Sequences of Rationals and Irrationals

Question

1. Let $(x_n)$ be a sequence that converges to the irrational number $x$. Must it be the case that $x_1, x_2, \dots$ are all irrational?

2. Let $(y_n)$ be a sequences that converges to the rational number $y$. Must $y_1, y_2, \dots$ all be rational?

This was one of my midterm questions yesterday and I just wanted to clarify my responses. For (1), I said NO and as a counterexample, gave the sequence

$$ (x_n) = (3, 3.1, 3.14, 3.141, 3.1415, \dots) $$

that converges to $\pi$ (note that each $x_j \in \mathbb{Q}$ since it is a finite decimal expansion). For (2), I said YES but was not sure how to prove it.

Could anyone verify these responses and if I'm correct about (2), offer a proof for why it must be true.

Answer 1

Both should be no. For (2), just divide by $\pi$ of your first example.

Answer 2

For (1), observe how $\mathbb{R}$ is usually constructed - as the set of all finite limit points of sequences in $\mathbb{Q}$. So not only is (1) wrong, you have that for every $x \in \mathbb{R}$ there is a sequence $(a_n)$ contained in $\mathbb{Q}$ such that $\lim_{n\to\infty}a_n = x$.

For (2) - if that was true, then only sequences of rational numbers could converge to zero. Yet, rather obviously, $\lim_{n\to\infty} \frac{\alpha}{n} = 0$ for every $\alpha \in \mathbb{R}$.

Answer 3

Lemma 1: For any real number $x$, there exists a sequence of rational numbers $(x_n)$ such that $\lim (x_n) = x$.

Proof: take e.g. $x_n$ to be the decimal expansion of $x$ truncated to $n$ digits.

Lemma 2: For any real number $x$, there exists a sequence of irrational numbers $(y_n)$ such that $\lim (y_n) = x$.

Proof: The idea is to start with rationals and “tweak” them to be irrational without changing the limit. This is a common technique in analysis: take a sequence that converges where you want but doesn't have the property you want, and tweak it into another sequence with the same limit and with that desired property. Take $(x_n)$ from lemma $n$ and define $y_n = x_n + \frac{\sqrt 2}{n}$. Since $\sqrt 2$ is irrational, every $y_n$ is irrational. Since $\lim (x_n) = x$ and $\lim \big(\!\frac{\sqrt 2}{n}\!\big) = 0$, we have $\lim (y_n) = x$.
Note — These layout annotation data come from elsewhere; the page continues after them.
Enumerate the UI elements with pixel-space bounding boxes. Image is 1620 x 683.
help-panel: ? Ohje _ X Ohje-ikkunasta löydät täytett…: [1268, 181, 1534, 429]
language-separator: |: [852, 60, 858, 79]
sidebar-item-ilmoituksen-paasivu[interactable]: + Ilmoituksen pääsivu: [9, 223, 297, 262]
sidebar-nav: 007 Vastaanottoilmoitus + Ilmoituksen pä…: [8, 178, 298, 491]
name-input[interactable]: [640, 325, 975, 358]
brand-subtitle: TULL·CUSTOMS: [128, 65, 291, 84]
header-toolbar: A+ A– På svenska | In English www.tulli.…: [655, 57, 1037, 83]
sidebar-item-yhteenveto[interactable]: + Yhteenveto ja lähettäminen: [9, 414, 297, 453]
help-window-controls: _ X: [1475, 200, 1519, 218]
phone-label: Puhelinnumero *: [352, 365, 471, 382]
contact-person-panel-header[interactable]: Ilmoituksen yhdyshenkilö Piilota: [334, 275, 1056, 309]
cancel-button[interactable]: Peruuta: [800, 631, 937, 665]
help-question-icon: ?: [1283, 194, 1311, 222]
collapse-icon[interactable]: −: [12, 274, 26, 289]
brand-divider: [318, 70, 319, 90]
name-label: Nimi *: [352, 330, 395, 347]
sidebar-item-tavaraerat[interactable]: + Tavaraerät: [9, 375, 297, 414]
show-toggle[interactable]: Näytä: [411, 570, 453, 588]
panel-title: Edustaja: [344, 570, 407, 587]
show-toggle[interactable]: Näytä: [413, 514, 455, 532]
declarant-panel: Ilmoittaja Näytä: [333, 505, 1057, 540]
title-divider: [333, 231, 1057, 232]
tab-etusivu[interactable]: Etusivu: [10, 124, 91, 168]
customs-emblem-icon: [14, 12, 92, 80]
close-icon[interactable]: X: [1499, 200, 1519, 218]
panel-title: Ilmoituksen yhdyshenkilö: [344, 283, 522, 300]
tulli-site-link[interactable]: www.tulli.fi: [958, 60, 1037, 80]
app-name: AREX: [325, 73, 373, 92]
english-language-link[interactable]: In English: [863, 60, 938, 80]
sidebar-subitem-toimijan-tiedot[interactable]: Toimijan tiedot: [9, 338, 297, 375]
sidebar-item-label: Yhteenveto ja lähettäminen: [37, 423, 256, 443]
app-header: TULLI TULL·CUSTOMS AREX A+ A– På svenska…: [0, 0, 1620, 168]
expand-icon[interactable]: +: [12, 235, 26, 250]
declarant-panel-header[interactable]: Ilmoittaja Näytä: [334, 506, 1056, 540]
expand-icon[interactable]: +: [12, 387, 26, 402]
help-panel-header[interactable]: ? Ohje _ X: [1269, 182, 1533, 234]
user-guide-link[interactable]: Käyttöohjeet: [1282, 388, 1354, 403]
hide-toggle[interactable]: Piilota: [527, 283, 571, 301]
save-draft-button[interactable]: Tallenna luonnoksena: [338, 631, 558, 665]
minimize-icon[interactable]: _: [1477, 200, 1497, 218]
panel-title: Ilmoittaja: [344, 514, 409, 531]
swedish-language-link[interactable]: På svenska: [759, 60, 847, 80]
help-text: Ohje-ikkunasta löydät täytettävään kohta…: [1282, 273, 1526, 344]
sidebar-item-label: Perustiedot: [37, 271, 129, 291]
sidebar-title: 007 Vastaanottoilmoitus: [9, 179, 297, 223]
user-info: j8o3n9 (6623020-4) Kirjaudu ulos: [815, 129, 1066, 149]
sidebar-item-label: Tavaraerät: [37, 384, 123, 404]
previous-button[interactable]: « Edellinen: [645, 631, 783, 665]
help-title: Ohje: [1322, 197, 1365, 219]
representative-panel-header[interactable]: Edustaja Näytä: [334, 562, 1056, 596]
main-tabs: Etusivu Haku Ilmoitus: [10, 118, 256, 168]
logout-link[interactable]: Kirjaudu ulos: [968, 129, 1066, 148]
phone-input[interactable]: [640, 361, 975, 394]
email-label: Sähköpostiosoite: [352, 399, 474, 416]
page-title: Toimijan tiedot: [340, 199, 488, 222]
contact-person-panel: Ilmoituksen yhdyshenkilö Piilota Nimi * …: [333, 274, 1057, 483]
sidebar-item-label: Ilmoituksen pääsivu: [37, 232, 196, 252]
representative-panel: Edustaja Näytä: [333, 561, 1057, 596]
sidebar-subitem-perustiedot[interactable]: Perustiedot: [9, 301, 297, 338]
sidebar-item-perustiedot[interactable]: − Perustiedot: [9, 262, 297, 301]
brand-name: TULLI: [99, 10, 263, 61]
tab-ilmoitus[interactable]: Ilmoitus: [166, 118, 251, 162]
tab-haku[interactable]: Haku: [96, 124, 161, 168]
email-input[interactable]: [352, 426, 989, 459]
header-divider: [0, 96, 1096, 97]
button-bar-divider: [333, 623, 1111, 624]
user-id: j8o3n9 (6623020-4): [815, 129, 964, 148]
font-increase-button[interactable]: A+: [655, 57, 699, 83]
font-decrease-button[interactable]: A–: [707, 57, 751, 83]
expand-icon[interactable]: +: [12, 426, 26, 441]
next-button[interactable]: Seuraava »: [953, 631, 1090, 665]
The property “for any $x$, there is a sequence that converges to $x$ and takes values in the set $S$” is known as “$S$ is dense”. These lemmas (which are a little stronger than the properties in your exercise) show respectively that $\mathbb Q$ and $\mathbb R \setminus \mathbb Q$ are dense in $\mathbb R$.